– News – Coronavirus, molti i lavoratori a rischio contagio

(Teleborsa) – Sono soprattutto donne, professionisti ad elevata istruzione e giovani ad essere maggiormente esposti a rischio contagio da malattie infettive respiratorie come il Coronavirus che, nonostante il rallentamento della presa epidemica nel nostro Paese, continua a rappresentare una minaccia.

Sono i luoghi di lavoro, del resto, gli ambiti più rischiosi: non solo perché frequentati da una quota importante di popolazione ma, soprattutto, per il tempo che vi si trascorre. L’esposizione al contagio risulta poi differente in funzione dell’attività professionale
svolta. È quanto emerge dal report della Fondazione Studi Consulenti del Lavoro “Lavorare ai tempi del Covid-19: il rischio contagio tra gli occupati italiani“, elaborato sulla base di 5 fattori di rischio a cui sono esposti i lavoratori (frequenza dei contatti con altre persone; interazione con pubblico; lavoro al chiuso; vicinanza fisica ad altre persone; frequenza esposizione a malattie e
infezioni).

Le donne che potrebbero essere contagiate sono 4 mln 345 mila e rappresentano il 44% delle occupate. Di questa percentuale il 21,6% svolge una professione a rischio contagio molto elevato e il 22,4% elevato. Valori che risultano di gran lunga più alti di quelli che si riscontrano tra gli uomini (svolge un lavoro rischioso per il contagio il 16,4% degli occupati). Anche i giovani, del
resto, sono più frequentemente occupati in lavori a stretto contatto con il pubblico (commercio, ristorazione) e pertanto presentano una maggiore possibilità di contrarre il virus: tra gli under 35 il 35,1% svolge una professione ad altro rischio, mentre nelle altre fasce d’età la percentuale si riduce attorno al 27%.

Il livello di istruzione è un altro fattore distintivo correlato al rischio, rilevandosi più alto nelle classi di istruzione più elevate: il 40,9% dei laureati (di questi, il 22,9% con rischio molto elevato) contro il 27% dei diplomati e il 20,9% di quanti sono in possesso del diploma di scuola media.

Passando alla classifica delle professioni più a rischio, in testa vi sono quelle legate alla salute: medici (308 mila), infermieri, radiologi, esperti di diagnostica (736 mila) e professioni qualificate nei servizi sanitari e sociali, come massaggiatori sportivi, operatori sociosanitari, assistenti di studi medici (258 mila). A seguire, gli specialisti delle scienze della vita come farmacisti, biologi, ma anche veterinari (150 mila) e professori della scuola primaria (485 mila).

Poi, gli operatori della cura estetica (277 mila), tecnici dei servizi sociali (88 mila), figure addette ai servizi personali e assimilati come baby-sitter, badanti, addetti alla sorveglianza bambini o assistenza personale (492 mila) e assistenti di viaggio (19 mila). Ad essere esposti, inoltre, gli esercenti e addetti nelle attività di ristorazione, professori di scuola secondaria e post-secondaria, addetti all’accoglienza e all’informazione della clientela, specialisti dell’educazione e della formazione e, infine, il personale addetto agli sportelli e ai movimenti di denaro.

Lo studio si focalizza poi sulla distribuzione dei lavoratori per area geografica, evidenziando come, nonostante il contagio abbia interessato maggiormente il Nord Italia, il potenziale di diffusione tra i lavoratori è più alto al Sud dove, vista la concentrazione di determinate professioni, ben il 31,3% degli occupati risulta esposto contro il 28,5% del Centro e il 26,5% del Settentrione.

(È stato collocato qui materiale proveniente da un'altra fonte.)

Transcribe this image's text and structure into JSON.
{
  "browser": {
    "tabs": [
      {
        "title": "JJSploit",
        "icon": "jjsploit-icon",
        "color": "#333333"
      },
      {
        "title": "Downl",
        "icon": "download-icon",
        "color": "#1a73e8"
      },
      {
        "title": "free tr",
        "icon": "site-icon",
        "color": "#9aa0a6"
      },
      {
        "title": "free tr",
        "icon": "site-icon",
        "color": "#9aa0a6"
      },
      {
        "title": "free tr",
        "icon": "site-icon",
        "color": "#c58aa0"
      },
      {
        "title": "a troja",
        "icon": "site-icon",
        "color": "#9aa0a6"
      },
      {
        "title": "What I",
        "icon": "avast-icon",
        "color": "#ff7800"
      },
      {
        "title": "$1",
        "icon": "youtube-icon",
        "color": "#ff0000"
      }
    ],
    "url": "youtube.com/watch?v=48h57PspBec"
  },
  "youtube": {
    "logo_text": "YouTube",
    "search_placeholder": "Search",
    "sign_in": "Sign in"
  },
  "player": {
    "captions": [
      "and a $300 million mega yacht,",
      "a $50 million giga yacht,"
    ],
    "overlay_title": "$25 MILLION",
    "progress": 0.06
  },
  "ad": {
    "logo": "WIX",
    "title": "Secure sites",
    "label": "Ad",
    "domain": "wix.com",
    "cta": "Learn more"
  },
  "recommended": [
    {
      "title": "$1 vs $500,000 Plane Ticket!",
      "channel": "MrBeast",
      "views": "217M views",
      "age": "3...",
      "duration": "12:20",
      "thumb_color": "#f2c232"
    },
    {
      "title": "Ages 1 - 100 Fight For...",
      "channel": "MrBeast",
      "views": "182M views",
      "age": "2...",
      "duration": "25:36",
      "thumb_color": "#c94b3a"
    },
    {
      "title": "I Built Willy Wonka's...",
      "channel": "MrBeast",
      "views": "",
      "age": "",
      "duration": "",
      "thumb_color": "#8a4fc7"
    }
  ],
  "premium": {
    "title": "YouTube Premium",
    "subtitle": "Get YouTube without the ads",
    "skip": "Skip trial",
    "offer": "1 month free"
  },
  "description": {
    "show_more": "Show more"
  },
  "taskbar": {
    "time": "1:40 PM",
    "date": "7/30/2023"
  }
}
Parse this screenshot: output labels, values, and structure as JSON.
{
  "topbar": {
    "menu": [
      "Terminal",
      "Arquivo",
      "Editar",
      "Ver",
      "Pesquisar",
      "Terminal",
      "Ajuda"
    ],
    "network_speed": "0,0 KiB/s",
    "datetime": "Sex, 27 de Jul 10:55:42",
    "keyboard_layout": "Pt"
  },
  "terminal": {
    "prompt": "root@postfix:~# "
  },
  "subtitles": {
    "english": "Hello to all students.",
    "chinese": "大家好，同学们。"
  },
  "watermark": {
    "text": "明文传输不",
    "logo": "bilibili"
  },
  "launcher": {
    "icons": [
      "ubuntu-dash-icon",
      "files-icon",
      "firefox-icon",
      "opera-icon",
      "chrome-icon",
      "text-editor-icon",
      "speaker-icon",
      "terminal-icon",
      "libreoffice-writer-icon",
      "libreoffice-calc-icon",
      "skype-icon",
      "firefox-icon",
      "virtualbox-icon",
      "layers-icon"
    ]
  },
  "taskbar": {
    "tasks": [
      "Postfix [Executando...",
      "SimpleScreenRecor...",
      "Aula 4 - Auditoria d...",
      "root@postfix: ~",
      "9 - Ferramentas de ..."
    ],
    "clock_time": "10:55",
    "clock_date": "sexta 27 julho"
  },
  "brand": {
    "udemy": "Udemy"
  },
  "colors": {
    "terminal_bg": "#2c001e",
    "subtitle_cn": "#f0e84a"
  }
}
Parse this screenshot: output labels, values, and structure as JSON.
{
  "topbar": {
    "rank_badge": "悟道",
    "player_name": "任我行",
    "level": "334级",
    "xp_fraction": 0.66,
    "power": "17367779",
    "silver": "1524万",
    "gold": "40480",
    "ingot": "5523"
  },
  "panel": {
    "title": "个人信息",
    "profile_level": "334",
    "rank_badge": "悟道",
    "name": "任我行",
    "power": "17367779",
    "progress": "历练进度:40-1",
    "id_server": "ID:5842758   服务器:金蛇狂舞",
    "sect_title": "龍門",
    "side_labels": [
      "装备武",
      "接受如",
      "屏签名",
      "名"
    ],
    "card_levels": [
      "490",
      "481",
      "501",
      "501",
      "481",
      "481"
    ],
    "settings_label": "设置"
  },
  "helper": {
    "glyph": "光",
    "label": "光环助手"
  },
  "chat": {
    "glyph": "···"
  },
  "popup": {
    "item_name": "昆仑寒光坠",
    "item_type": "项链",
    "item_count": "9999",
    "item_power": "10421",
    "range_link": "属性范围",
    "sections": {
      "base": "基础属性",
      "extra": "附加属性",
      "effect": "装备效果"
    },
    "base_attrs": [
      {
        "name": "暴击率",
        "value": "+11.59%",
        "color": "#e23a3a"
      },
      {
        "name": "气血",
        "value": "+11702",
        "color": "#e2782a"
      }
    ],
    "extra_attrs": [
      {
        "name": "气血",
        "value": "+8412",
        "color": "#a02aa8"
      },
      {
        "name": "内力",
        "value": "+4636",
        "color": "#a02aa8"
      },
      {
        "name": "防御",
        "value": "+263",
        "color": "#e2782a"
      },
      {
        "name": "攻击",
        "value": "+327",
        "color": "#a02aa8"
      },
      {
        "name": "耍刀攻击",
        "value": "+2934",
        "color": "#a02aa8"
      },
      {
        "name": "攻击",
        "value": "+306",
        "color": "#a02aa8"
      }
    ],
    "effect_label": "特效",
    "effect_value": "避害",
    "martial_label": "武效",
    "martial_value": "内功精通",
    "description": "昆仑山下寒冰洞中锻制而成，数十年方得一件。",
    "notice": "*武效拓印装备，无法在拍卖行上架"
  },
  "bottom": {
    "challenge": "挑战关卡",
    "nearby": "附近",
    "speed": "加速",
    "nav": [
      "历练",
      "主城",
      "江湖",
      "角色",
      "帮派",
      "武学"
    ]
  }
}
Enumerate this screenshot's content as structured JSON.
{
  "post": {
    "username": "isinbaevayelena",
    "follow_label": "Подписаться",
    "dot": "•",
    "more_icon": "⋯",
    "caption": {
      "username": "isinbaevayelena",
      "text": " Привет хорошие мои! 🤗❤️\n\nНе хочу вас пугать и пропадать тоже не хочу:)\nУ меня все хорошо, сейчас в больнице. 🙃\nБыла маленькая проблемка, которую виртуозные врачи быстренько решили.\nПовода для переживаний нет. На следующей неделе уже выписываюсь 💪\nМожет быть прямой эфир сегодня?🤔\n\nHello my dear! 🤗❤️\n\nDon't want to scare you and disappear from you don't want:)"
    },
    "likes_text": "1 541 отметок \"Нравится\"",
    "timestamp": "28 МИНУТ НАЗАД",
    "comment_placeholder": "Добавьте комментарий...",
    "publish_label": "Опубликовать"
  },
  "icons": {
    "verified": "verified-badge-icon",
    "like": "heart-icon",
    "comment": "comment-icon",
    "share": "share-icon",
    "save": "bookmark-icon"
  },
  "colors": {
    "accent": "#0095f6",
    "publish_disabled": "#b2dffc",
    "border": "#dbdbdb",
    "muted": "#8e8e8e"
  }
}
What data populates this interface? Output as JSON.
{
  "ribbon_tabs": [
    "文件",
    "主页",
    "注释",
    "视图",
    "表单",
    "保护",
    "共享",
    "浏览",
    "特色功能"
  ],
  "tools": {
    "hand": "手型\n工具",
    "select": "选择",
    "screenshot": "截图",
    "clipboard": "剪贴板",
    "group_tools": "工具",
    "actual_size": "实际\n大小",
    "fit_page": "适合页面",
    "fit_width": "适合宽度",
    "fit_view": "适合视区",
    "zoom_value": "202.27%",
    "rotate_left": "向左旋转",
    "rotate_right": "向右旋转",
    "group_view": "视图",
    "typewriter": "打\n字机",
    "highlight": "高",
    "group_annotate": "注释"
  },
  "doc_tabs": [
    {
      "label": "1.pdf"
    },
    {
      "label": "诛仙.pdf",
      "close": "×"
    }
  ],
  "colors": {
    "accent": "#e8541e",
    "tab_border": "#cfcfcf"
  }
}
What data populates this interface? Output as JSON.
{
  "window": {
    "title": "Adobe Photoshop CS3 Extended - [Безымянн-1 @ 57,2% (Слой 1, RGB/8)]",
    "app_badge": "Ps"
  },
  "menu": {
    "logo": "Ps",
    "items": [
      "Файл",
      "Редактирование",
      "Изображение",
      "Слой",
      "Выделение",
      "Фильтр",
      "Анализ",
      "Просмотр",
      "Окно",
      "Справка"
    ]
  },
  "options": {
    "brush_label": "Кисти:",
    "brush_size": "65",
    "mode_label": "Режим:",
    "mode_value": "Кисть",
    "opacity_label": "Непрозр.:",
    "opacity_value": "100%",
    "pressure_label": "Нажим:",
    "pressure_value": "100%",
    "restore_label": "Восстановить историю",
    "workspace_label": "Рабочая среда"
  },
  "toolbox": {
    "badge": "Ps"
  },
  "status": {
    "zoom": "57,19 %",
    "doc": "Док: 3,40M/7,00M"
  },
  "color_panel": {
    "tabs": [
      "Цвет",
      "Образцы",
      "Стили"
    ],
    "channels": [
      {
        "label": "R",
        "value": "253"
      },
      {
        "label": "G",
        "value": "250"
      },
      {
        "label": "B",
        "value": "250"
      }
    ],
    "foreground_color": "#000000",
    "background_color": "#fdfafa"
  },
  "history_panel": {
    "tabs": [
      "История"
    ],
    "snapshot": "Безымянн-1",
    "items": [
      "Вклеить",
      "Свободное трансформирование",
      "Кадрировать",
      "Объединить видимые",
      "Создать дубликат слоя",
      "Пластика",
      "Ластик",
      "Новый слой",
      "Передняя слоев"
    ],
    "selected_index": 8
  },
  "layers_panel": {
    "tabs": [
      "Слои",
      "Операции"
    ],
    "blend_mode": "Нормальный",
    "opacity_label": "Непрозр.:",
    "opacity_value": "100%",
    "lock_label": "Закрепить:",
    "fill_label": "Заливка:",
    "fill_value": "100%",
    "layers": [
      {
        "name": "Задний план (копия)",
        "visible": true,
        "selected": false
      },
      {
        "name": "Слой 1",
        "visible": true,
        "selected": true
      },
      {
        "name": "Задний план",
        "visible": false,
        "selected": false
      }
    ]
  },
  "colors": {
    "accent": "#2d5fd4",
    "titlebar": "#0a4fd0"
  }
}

“I datori di lavoro non devono abbassare la guardia”, dichiara il Presidente della Fondazione Studi Consulenti del Lavoro,
Rosario De Luca. “È fondamentale anche nei mesi a venire assicurare il contenimento del contagio nei luoghi di lavoro attraverso la riorganizzazione degli spazi e l’adozione di misure precauzionali che tutelino la salute dei lavoratori. Contemporaneamente, però, è necessario salvaguardare anche i datori di lavoro virtuosi, che pur avendo attuato tutte le norme necessarie ad impedire il contagio,
possono essere soggetti alla responsabilità penale, con il pericolo di vedersi riconosciuto il proprio comportamento lecito solo alla fine del procedimento”, conclude il Presidente.